While he  understands the desire to get back to work, and for clients to get back into the salon, safety is his chief concern. “Petitions and articles like this really don’t help, they’re delivering very mixed messages to salon owners and clients alike,” he added. “As soon as anything like this is published, clients start getting in touch and we have to reiterate the same messaging over and over again, that we are hoping for 4 July to reopen but won’t do anything until the government gives the official go ahead.”
Gina Conway
Yet some are looking at this rumour in a different light. “We read this feature with a great deal of hope!” admits Gina Conway, founder of Gina Conway Aveda Lifestyle Salons & Spas and current winner of Most Wanted Best New Salon. “We’ve been ready for this and researching and watching what other countries have been doing, learning from them in order to prepare for the earliest possible opening date and I believe we can open safely following the guidelines when we learn them in full. Our customers know we are responsible and will be looking at protecting both them and our staff.” Referring to guidelines, she adds: “We have an indication that it’ll be masks, gloves, 2m apart, social distanced waiting and so on, and I don’t think they’ll impose screens –definitely not if we open in July. However, if they said tomorrow we could open on June 15 with screens, it could be an issue to get those in time. We wouldn’t buy screens unless we’re told it’s necessary and we’ve already spent several thousand on PPE with the expectation of opening.”

She admitted that trying to manage the reopening right now was difficult because “we don’t know exactly what the situation is. We have a waiting list of hundreds and we had planning to start booking them in on Monday for appointments starting on 4 July, but in light of this Telegraph feature, we’ve decided to wait for the next announcement. If we booked people for 4 July and then had to move them all again, it could be a real headache logistically. We know some people are worried about going back sooner but our team is ready and excited to get back to work.”

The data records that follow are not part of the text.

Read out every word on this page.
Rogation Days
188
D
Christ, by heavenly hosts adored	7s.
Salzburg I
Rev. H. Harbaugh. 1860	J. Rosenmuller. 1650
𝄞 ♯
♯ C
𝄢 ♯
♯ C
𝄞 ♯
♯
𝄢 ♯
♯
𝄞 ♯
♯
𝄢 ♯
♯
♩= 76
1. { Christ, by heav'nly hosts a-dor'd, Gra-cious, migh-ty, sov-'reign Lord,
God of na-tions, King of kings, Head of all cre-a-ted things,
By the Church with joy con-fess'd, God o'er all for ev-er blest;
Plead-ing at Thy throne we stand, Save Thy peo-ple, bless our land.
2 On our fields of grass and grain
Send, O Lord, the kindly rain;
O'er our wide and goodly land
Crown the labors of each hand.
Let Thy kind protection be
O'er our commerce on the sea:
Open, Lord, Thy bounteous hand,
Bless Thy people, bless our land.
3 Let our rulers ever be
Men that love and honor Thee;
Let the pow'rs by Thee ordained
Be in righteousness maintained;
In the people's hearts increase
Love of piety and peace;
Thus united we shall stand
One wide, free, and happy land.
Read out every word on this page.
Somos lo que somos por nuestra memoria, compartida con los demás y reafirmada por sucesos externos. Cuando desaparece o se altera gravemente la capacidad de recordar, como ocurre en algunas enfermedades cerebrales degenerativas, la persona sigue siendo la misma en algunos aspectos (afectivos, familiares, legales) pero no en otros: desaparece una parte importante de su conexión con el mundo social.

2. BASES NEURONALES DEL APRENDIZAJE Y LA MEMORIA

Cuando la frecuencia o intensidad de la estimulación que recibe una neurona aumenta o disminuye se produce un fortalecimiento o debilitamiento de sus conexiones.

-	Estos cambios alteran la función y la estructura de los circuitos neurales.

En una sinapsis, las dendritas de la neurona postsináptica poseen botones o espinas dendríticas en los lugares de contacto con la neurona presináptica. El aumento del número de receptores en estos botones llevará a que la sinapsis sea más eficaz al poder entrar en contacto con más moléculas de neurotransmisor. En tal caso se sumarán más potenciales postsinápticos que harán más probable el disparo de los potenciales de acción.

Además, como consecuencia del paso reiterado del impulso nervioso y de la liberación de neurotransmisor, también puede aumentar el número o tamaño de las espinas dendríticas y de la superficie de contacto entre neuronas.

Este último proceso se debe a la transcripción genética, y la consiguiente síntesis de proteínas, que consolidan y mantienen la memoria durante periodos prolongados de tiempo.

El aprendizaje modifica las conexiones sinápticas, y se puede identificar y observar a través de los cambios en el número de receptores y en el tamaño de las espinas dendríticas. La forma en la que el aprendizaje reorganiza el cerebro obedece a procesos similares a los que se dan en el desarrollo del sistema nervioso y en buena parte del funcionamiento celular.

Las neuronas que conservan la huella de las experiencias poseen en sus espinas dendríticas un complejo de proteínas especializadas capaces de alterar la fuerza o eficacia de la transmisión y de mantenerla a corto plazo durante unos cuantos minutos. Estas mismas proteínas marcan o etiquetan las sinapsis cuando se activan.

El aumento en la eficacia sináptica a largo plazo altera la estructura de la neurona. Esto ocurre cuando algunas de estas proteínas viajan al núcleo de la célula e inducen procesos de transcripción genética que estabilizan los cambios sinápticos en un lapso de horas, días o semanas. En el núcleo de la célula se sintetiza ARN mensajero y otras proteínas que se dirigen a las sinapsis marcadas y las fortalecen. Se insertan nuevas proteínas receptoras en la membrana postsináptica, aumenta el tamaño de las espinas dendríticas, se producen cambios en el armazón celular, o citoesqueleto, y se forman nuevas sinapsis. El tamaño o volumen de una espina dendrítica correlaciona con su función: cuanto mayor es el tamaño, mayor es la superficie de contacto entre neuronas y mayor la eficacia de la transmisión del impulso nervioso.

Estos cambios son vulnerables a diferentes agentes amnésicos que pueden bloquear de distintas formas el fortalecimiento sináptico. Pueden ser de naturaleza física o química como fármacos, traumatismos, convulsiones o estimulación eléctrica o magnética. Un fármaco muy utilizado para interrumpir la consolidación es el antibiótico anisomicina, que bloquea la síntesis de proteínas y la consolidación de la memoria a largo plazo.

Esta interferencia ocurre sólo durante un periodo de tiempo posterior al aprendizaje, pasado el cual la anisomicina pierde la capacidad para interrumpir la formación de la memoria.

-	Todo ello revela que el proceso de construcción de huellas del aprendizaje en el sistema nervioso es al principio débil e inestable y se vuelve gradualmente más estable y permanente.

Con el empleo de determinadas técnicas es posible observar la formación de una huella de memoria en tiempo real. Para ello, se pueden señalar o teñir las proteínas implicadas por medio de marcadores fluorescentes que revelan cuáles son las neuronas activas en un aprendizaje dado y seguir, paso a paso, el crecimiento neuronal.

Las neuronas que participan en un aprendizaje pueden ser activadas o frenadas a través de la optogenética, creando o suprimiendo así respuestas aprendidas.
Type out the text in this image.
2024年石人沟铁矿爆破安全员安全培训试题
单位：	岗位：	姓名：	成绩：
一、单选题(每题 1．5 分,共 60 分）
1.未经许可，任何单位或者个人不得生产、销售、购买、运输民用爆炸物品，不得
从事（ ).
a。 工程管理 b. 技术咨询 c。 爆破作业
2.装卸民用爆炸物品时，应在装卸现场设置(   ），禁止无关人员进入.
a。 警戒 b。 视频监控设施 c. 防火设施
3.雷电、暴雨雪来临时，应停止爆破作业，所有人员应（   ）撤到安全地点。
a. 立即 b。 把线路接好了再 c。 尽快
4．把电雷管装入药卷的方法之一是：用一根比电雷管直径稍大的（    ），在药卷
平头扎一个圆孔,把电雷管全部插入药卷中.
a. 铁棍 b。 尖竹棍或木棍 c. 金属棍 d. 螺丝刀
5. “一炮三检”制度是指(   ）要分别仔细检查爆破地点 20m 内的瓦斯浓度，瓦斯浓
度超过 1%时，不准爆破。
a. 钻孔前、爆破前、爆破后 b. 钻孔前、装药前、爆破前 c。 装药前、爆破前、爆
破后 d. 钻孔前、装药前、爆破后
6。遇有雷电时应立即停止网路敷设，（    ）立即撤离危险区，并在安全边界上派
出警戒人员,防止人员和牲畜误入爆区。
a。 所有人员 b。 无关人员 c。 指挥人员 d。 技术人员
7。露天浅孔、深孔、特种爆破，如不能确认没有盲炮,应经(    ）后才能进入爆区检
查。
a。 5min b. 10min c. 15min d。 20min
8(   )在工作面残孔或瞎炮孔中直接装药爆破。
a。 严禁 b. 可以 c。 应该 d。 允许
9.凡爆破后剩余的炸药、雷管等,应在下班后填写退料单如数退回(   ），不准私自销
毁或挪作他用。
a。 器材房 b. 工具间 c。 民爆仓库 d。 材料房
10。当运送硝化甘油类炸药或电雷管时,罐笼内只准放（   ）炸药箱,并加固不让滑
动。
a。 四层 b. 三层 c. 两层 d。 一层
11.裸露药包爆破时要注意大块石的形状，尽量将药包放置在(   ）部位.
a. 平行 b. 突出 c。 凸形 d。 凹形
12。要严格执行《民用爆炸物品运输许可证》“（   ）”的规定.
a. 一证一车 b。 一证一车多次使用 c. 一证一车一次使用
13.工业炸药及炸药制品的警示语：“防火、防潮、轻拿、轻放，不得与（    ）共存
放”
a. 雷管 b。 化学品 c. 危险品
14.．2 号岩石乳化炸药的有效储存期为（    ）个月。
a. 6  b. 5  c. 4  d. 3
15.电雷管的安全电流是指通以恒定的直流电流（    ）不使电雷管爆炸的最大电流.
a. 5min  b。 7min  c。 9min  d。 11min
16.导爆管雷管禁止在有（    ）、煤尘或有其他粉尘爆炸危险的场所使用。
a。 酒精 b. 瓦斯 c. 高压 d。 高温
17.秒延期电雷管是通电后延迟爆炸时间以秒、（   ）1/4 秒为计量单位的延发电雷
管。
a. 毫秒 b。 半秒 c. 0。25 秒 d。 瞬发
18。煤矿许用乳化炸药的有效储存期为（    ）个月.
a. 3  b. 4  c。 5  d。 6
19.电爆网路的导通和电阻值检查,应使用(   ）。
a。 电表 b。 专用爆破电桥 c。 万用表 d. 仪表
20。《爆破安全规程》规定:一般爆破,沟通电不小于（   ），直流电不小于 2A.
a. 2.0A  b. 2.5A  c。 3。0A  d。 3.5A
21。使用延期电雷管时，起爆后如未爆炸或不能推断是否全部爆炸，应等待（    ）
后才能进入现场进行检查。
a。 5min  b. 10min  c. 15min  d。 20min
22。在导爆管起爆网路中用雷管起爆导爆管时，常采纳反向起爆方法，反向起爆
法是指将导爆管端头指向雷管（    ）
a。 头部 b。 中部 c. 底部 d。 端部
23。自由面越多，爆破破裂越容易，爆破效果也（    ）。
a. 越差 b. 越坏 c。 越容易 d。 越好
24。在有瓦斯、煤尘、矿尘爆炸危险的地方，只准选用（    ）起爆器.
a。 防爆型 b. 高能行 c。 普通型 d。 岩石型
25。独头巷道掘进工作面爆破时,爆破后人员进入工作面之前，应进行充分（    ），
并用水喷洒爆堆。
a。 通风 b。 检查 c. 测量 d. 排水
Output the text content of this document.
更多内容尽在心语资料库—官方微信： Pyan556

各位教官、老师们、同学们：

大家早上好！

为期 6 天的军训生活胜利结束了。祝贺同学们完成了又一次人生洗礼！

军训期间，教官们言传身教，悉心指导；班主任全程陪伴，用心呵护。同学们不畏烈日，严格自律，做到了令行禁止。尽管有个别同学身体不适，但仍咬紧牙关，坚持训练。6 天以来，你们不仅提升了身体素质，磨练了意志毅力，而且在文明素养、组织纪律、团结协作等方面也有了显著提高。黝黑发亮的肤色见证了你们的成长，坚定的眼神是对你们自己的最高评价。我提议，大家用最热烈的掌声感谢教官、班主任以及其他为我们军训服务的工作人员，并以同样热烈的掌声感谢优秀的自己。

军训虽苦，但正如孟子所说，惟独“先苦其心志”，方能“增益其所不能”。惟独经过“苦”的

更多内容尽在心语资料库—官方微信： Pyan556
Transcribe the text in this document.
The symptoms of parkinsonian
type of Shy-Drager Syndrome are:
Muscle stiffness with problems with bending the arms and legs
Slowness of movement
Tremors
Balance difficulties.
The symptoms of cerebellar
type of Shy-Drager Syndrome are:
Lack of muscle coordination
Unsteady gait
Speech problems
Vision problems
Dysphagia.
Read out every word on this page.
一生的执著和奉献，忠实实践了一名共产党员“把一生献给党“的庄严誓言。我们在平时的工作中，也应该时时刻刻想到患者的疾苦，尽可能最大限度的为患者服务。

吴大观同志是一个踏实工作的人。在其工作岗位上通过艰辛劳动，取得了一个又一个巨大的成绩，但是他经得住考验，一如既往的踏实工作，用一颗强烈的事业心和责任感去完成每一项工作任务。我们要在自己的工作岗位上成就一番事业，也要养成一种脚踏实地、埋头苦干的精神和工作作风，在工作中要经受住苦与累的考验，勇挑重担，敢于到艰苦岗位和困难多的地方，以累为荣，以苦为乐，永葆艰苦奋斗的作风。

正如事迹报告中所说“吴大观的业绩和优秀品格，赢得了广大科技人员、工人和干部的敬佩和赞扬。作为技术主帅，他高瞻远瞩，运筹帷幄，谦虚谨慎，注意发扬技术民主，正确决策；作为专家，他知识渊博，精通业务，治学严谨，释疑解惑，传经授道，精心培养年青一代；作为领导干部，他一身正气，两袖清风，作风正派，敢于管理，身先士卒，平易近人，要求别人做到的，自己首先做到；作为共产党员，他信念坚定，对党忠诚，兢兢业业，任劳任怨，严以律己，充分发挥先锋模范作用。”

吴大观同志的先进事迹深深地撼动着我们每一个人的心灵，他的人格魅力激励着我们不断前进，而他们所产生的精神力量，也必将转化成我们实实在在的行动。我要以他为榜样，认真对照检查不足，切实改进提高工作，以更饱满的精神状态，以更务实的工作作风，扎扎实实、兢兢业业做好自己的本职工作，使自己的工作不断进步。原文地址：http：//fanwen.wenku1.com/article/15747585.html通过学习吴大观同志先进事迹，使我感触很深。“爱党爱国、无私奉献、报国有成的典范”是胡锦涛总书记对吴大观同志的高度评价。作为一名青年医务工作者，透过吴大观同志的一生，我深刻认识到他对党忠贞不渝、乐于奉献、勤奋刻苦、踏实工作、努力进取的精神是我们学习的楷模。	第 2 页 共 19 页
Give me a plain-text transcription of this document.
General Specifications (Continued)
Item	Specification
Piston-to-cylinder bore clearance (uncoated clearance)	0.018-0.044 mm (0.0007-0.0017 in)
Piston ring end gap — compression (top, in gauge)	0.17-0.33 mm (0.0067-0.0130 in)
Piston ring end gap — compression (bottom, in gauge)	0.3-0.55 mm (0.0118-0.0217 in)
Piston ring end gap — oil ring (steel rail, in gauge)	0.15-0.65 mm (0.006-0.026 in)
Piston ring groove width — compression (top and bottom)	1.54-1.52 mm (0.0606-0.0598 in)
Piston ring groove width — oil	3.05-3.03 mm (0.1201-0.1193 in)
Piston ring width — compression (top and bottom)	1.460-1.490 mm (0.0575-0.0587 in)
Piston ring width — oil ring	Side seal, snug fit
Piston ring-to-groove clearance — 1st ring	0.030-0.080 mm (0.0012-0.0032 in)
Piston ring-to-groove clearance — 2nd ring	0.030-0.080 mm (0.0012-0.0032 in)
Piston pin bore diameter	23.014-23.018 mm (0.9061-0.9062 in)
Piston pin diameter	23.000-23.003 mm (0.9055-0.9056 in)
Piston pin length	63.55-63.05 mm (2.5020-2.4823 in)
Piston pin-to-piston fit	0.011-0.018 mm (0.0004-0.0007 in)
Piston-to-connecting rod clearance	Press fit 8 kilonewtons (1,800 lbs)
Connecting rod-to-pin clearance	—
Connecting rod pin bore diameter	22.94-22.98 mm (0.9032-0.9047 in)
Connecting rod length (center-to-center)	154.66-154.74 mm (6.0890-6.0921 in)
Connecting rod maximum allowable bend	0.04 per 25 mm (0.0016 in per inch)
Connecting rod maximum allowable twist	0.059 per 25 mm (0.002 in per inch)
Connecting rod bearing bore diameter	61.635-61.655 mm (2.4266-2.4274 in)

Mark Woolley, founder of the Electric group, wants to get back but requires enough time to ensure everyone’s safety. “We’ve been planning for the proposed 4 July date and we’re on track for that,” he says. “We haven’t been given any definite guidelines either so if it’s brought forward too soon, then how can we plan to ensure complete safety for all?  I’ve been in regular contact with our salons in the USA as they’re starting to reopen and there’s a lot of anxiety there.”

“Is anyone else getting tired of speculation?” sighs Paul Watts, founder of Paul Watts Hairdressing. “For those who are ready to open on 15 June following the past week of speculation, great! However, as 4 July has not been 100 per cent confirmed or the PPE requirements and distancing capacity communicated, it’s simply not okay to open on this date.”

“These masks, those masks, face shields, no face shields, styling station dividers, 2m distancing, no blow dry, no air con,” he lists. “The list of potential requirements is endless and are just a few things that are undecided as of this moment in time. According to a survey published, more than 11,000 salons want to reopen in June –what about the thousands of salons across the UK that don’t?”

He adds: “Like my fellow salon owners, I can’t wait to get back in my salon and do what I love, but all these rumours and petitions are not helping anyone. They are creating false hope for something that deserves to have a solid plan of action.”


With so many salon owners openly saying they aren’t ready, let’s unite and stick to the plan, working towards the 4th July, ensuring safety for everyone.